Well before the deception has been revealed, however, Kore-eda shows us that young Keita—a somewhat withdrawn, serious, piano-playing lad—has less than a natural fatherly bond with Ryota: asked during a primary school placement interview which of his parents Keita favors, Ryota cites Midori, noting (with barely concealed contempt) the child’s unfailingly kind temperament and lack of his father’s cutthroat competitive instincts. And time and again in Like Father, Like Son, Kore-eda comes back to the age-old nature-vs.-nurture dilemma. What makes us who we are? Genes, upbringing, or some alchemic combination of the two?

Then the families meet, which Kore-eda turns into something of a master class in revealing character through action. The two fathers are almost comically polar opposites, Ryota steely and severe in his Saville Row couture, the shopkeeper Yudai a shambling bear of a man who seems entirely more comfortable interacting with children than other adults, and who announces, only half jokingly, his personal philosophy as, “Never do today what you can put off until tomorrow.” The children prove a similar study in contrasts, the joyful and gregarious Ryusei, raised with a gaggle of siblings, running circles around the shy only child Keita. The mothers are perched on somewhat more equal footing, though it’s clear that Yukari wears the pants in her family, while Midori assumes the submissive posture of a dutiful bride in a patriarchal culture. You could argue that, on some level, Kore-eda plays this all for laughs, but they are laughs earned from a close, Renoir-like attention to the finer details of human nature, and never at the expense of the characters’ fundamental dignity.

Told by their doctors and lawyers that the only viable solution is to swap children, the families agree to a trial period of exchange, with each child initially spending weekends at the other’s home to smooth the transition. Here, Kore-eda further mines the particulars of how different people construct their own disparate versions of “normal” (a seemingly obvious subject for a movie, though it’s hard to think of too many others this acutely devoted to it). Chez Yudai is a veritable whirlwind of activity and affection, where everyone bathes and sleeps communally and a small cut or bump on the head is nothing to worry about. Meanwhile, in Ryota’s sleek Tokyo penthouse, nothing is out of its place, including so much as a single unnecessary emotion. Even Midori’s elderly mother comments that she can’t bear to spend the night there—it feels too much like a hotel. At least, that is, until Ryusei comes along and begins banging furiously at the piano with cheerfully destructive enthusiasm.

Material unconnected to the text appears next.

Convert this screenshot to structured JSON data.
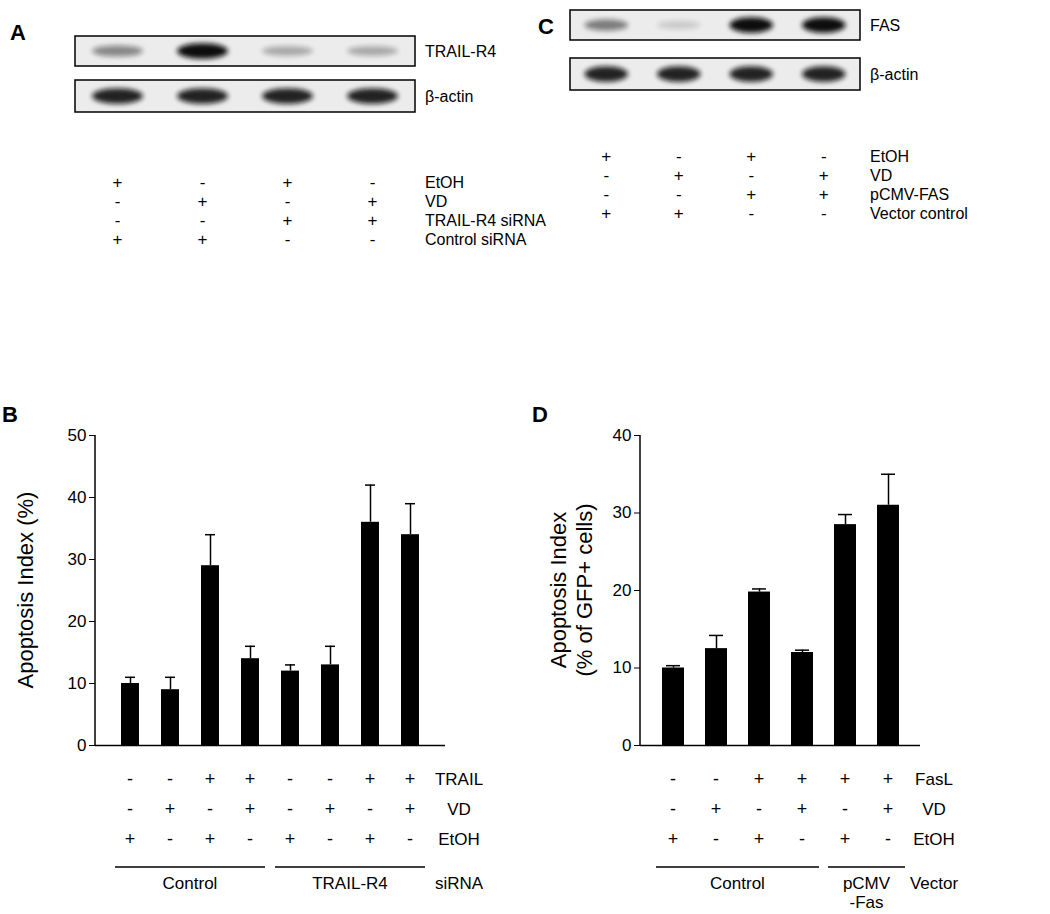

You would think this might prompt Yudai to ship the boy back marked “return to sender,” but rather it leads to a truly indecent proposal, shocking in its unfeeling ignorance and greed.

Kore-eda eventually expands the portrait to show us that Yudai himself is the son of an emotionally distant father, whom he in turn has kept at arm’s length, along with his father’s second wife. But once again, what might have seemed programmatic is rendered as subtle and revealing observation, the desire for a tidy resolution never forcing the narrative this way or that. (Kore-eda is, perhaps above all, an exceedingly patient filmmaker.) It is easy to dismiss—or at least damn with faint praise—a movie such as Like Father, Like Son for being too linear or classical or for wearing its heart on its sleeve (which it does, sometimes). Indeed, this is the proverbial cinema of “people talking in rooms,” or more often not talking in rooms, or at least not saying what they really mean. But Kore-eda makes of such scenes richly compelling cinema, in which the rooms themselves become characters as complex as the characters who inhabit them. A living room in a Kore-eda film is nothing if not truly alive, by turns a womb, a minefield, a window to the soul.